Saturday, February 3, 2018

Same Process, Different Term

By
Scott D. Parker

I started my next novel on 1 February. And I was rusty.

I’ll admit it’s been a few weeks—months, really—since I wrote new fiction. I’ve been editing things that’ll be published later this year. And I’ve been doing some reading. Lots of it in January.

I woke up at 4:30am. Yeah, with a day job and a 45-minute morning commute, that’s my only time to write. The new book is the latest Calvin Carter, Railroad Detective, novel. I had the scene in my mind. I had conceived of it the previous day. It was a robbery of a stagecoach carrying a wad of cash. And the owlhoot had a very special method of pilfering. What could go wrong?

Well, the words arrived, they just arrived at a slower pace than I expected.

It's a general rule when you work out that if you don't exercise a muscle, it atrophies. The same is true for writing. When I was writing all the time last year, the words flowed and I was merely typing just fast enough to keep up. I expected that on Thursday morning. I didn't get it.

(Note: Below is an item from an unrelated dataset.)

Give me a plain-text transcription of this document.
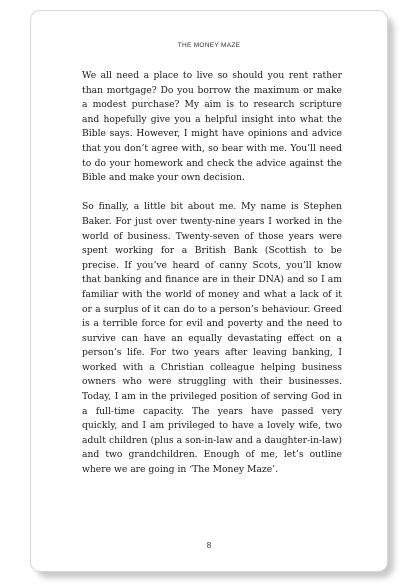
THE MONEY MAZE

We all need a place to live so should you rent rather than mortgage? Do you borrow the maximum or make a modest purchase? My aim is to research scripture and hopefully give you a helpful insight into what the Bible says. However, I might have opinions and advice that you don’t agree with, so bear with me. You’ll need to do your homework and check the advice against the Bible and make your own decision.

So finally, a little bit about me. My name is Stephen Baker. For just over twenty-nine years I worked in the world of business. Twenty-seven of those years were spent working for a British Bank (Scottish to be precise. If you’ve heard of canny Scots, you’ll know that banking and finance are in their DNA) and so I am familiar with the world of money and what a lack of it or a surplus of it can do to a person’s behaviour. Greed is a terrible force for evil and poverty and the need to survive can have an equally devastating effect on a person’s life. For two years after leaving banking, I worked with a Christian colleague helping business owners who were struggling with their businesses. Today, I am in the privileged position of serving God in a full-time capacity. The years have passed very quickly, and I am privileged to have a lovely wife, two adult children (plus a son-in-law and a daughter-in-law) and two grandchildren. Enough of me, let’s outline where we are going in ‘The Money Maze’.

8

And that's when a term used in the movies came to mind. I actually uttered it out loud Thursday morning when I was getting ready for work.

“I'll fix it in post.”

Didn't immediately know where that came from but then it dawned on me. Earlier in the week, I had listened to Kevin Smith’s Fat Man on Batman podcast, specifically his interview with Armen Kevorkian. Armen is the special effects supervisor for the DC Comics TV shows on the CW.
Naturally, everything For which Armen is responsible takes place after principal photography is done. Literally post production, abbreviate as “post.”

We writers have our own post-production: when we edit. We all know that, but I had never thought of it as “post production.” Same thing; different term.

We merely have to trust the process and know any given writing day may not be perfect, but we must strive to move our manuscripts forward.